ASHG 55th Annual Meeting, Salt Lake City, October 26-29, 2005
The international genetics community will be represented by more than 4,000 scientists, clinicians, counselors and other professionals presenting their most recent research at the 55th annual meeting of The American Society of Human Genetics in Salt Lake City, Utah. The attendees will participate in almost 30 symposia and workshops in addition to more than 2500 platform and poster presentations focusing on a variety of new research and clinical developments in human genetics, some 200 exhibits from U.S. and international vendors will highlight an unprecedented opportunity to view the latest advances in genetics-related products and services derived, in part, from work presented at this meeting in past years.
Many of the presentations will highlight the theme of the meeting "Realizing the Promise of the Human Genome Project" and will include discussion of advances that stem from resources developed during the completion of the human genome sequence.

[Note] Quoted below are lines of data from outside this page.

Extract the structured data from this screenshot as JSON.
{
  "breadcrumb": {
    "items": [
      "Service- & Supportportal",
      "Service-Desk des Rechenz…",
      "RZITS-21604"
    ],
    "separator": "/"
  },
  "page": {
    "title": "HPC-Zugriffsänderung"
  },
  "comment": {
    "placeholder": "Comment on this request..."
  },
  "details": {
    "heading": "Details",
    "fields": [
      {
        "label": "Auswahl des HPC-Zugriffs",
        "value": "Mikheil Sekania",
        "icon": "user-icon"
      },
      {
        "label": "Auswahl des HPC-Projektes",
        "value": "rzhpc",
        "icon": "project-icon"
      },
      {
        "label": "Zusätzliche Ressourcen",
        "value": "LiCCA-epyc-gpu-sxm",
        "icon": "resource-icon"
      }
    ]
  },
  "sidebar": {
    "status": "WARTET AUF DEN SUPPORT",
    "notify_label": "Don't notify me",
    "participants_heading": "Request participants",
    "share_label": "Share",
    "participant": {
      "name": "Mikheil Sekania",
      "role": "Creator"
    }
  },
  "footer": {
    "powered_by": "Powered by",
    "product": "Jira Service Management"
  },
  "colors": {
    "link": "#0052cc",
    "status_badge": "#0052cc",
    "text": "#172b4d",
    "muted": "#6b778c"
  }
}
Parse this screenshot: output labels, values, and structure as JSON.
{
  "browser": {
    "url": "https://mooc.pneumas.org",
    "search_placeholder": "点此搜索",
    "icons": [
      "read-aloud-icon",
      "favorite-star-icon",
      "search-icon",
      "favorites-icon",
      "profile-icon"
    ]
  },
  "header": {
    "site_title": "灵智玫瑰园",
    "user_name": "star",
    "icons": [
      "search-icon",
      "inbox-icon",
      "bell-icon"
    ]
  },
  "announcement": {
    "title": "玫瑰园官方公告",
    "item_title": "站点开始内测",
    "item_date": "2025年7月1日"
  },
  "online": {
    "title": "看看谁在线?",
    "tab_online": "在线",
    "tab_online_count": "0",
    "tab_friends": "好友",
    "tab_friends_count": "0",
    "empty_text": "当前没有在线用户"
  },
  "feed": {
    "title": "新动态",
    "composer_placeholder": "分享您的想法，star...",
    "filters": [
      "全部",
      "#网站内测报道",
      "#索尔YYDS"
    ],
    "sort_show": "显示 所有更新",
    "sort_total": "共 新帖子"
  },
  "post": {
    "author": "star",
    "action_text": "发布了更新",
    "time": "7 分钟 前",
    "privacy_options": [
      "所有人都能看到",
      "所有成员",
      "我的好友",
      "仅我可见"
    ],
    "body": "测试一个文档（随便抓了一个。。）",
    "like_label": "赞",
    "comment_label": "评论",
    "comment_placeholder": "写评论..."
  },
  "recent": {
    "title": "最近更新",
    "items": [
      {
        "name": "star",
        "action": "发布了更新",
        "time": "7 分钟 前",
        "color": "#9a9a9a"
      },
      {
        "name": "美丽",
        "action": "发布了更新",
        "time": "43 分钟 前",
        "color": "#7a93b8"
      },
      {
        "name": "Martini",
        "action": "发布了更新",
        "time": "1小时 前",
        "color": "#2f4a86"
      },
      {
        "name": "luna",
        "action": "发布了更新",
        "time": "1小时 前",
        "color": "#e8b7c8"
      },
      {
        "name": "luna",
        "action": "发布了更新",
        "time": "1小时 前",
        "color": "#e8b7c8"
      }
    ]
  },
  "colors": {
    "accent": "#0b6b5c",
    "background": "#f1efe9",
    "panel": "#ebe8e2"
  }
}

These include the use of microarrays to simultaneously analyze the expression of thousands of genes during development and disease processes, the identification of genetic factors in behavioral and communication disorders, and discussions of newly discovered genes for voice development and sensory degeneration will be presented.
The special symposium Genetics and Genomics in the Public Eye, will feature speakers discussing the use of genetic science in the judicial process, the role of genetics in the teaching of evolution in biology programs, and analysis of the media presentations and perceptions of genetics and science to the public. In addition, there will be two sessions on Saturday: a special historical session on "The Origins of the Human Genome Project" and the Distinguished Speakers' Symposium that will discuss the impact of the Human Genome Project on genetics and genomics.
The meeting is the venue for the presentation of major ASHG awards --including the William Allan Award for lifetime contributions to human genetics (to Francis Collins, NHGRI), the Curt Stern Award for major contributions in the last 10 years (to Pat Brown, Stanford University), the Award for Excellence in Education (to Joe McInerney NCHPEG)--and for the Peter Gruber Award (to Robert Waterston, University of Washington).